The sales estimates are based on IRI-tracked supermarket, drugstores and mass merchandisers, extrapolated to reflect all retail outlets through use of data from trade press and other Packaged Foods reports. Functional products here are "inherently healthy" (e.g., oatmeal, whole-grain breads, cranberry juice, nuts), fortified (e.g., orange juice with plant sterols), or "designer" (e.g., soy protein bars, smart spreads), but must be marketed on the basis of medical benefits.

Some highlights:

* Functional foods/beverages offer significant competitive advantages to marketers now faced with the maturing/commoditization of traditional categories such as breakfast cereal and juice. "Medically beneficial formulations can be used to strengthen brand differentiation, expand market share, attract new users and increase consumption among established users."

* Marketers are competing in the functional foods sector in four main ways: Using naturally health-beneficial ingredients (such as oats and other whole grains; strawberries and blueberries, which are high in antioxidant phytochemicals; flax seed, which is high in omega-3 fatty acids); extending existing brands with fortified products (such as yogurts with probiotic/natural dietary fiber cultures); acquiring smaller marketers (Kraft's acquisition of Balance Bar, Kellogg's acquisition of Kashi Co.); and launching new brands (Frito Lay's "Flat Earth" line, containing half a serving of fruits or vegetables per ounce).

* The largest functional food/beverage categories last year were ready-to-eat cereal, accounting for almost one-third ($3.2 billion) of total sales, followed distantly by food bars ($896 million, 8% share of market) and hot cereal/oatmeal and fresh bread (both at about $800 million).

* The top three fastest-growing functional food/beverages categories were refrigerated teas (jumping from 2% to 8.3% of all refrigerated tea sales); ready-to-eat cereal (gaining over three percentage points, to reach nearly 60% of the total RTE cereal market); and food bars (up four percentage points, to a 47.5% share of market).

* U.S. marketers' major-media ad expenditures in 2005 (latest year for which full data are available) totaled $825 million for functional foods and nearly $200 million for functional beverages, based on CNS Media Intelligence/CMR data.

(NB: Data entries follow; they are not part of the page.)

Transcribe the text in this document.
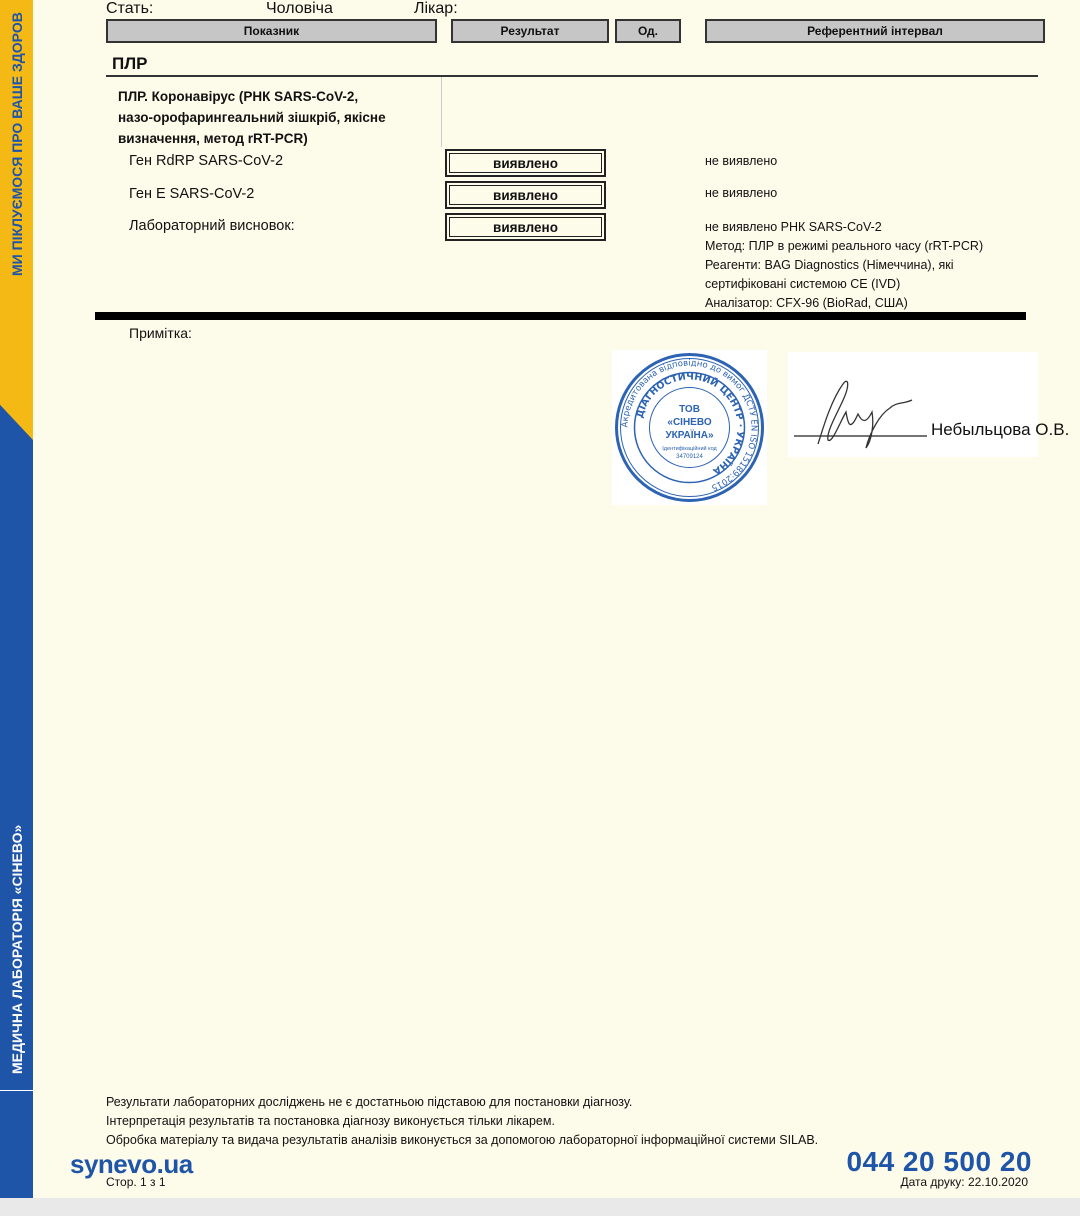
МИ ПІКЛУЄМОСЯ ПРО ВАШЕ ЗДОРОВ
МЕДИЧНА ЛАБОРАТОРІЯ «СІНЕВО»
Стать:	Чоловіча	Лікар:
Показник	Результат	Од.	Референтний інтервал
ПЛР
ПЛР. Коронавірус (РНК SARS-CoV-2,
назо-орофарингеальний зішкріб, якісне
визначення, метод rRT-PCR)
Ген RdRP SARS-CoV-2	виявлено	не виявлено
Ген E SARS-CoV-2	виявлено	не виявлено
Лабораторний висновок:	виявлено	не виявлено РНК SARS-CoV-2
Метод: ПЛР в режимі реального часу (rRT-PCR)
Реагенти: BAG Diagnostics (Німеччина), які
сертифіковані системою CE (IVD)
Аналізатор: CFX-96 (BioRad, США)
Примітка:
Акредитована відповідно до вимог ДСТУ EN ISO 15189:2015
ДІАГНОСТИЧНИЙ ЦЕНТР · УКРАЇНА
ТОВ
«СІНЕВО
УКРАЇНА»
Ідентифікаційний код
34709124
Небыльцова О.В.
Результати лабораторних досліджень не є достатньою підставою для постановки діагнозу.
Інтерпретація результатів та постановка діагнозу виконується тільки лікарем.
Обробка матеріалу та видача результатів аналізів виконується за допомогою лабораторної інформаційної системи SILAB.
synevo.ua
Стор. 1 з 1
044 20 500 20
Дата друку: 22.10.2020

* Kellogg (Kashi, Special K, Smart Start, Frosted Mini Wheats) accounted for over 28% ($235 million) of the functional food ad spend, followed by General Mills (Cheerios and other healthy cereals, Yoplait products), at about $171 million; PepsiCo Quaker Oats at $135 million; and Kraft Foods at $109 million.

* Largest functional beverage ad spenders were PepsiCo (Propel Fitness Water, Tropicana beverages and SoBe energy drinks), at $75 million; Altria Group (Fruit2O, Tazo tea) at $30 million); Ocean Spray at $25 million (over several varieties); and Coca-Cola (Minute Maid) at $19 million.

* Although the FDA's hearing in December on how functional foods should be defined has not yet resulted in regulatory next steps, the FDA's "typical hesitance in granting health claims could indicate that it may very well adopt more restrictive policies," observes Packaged Foods.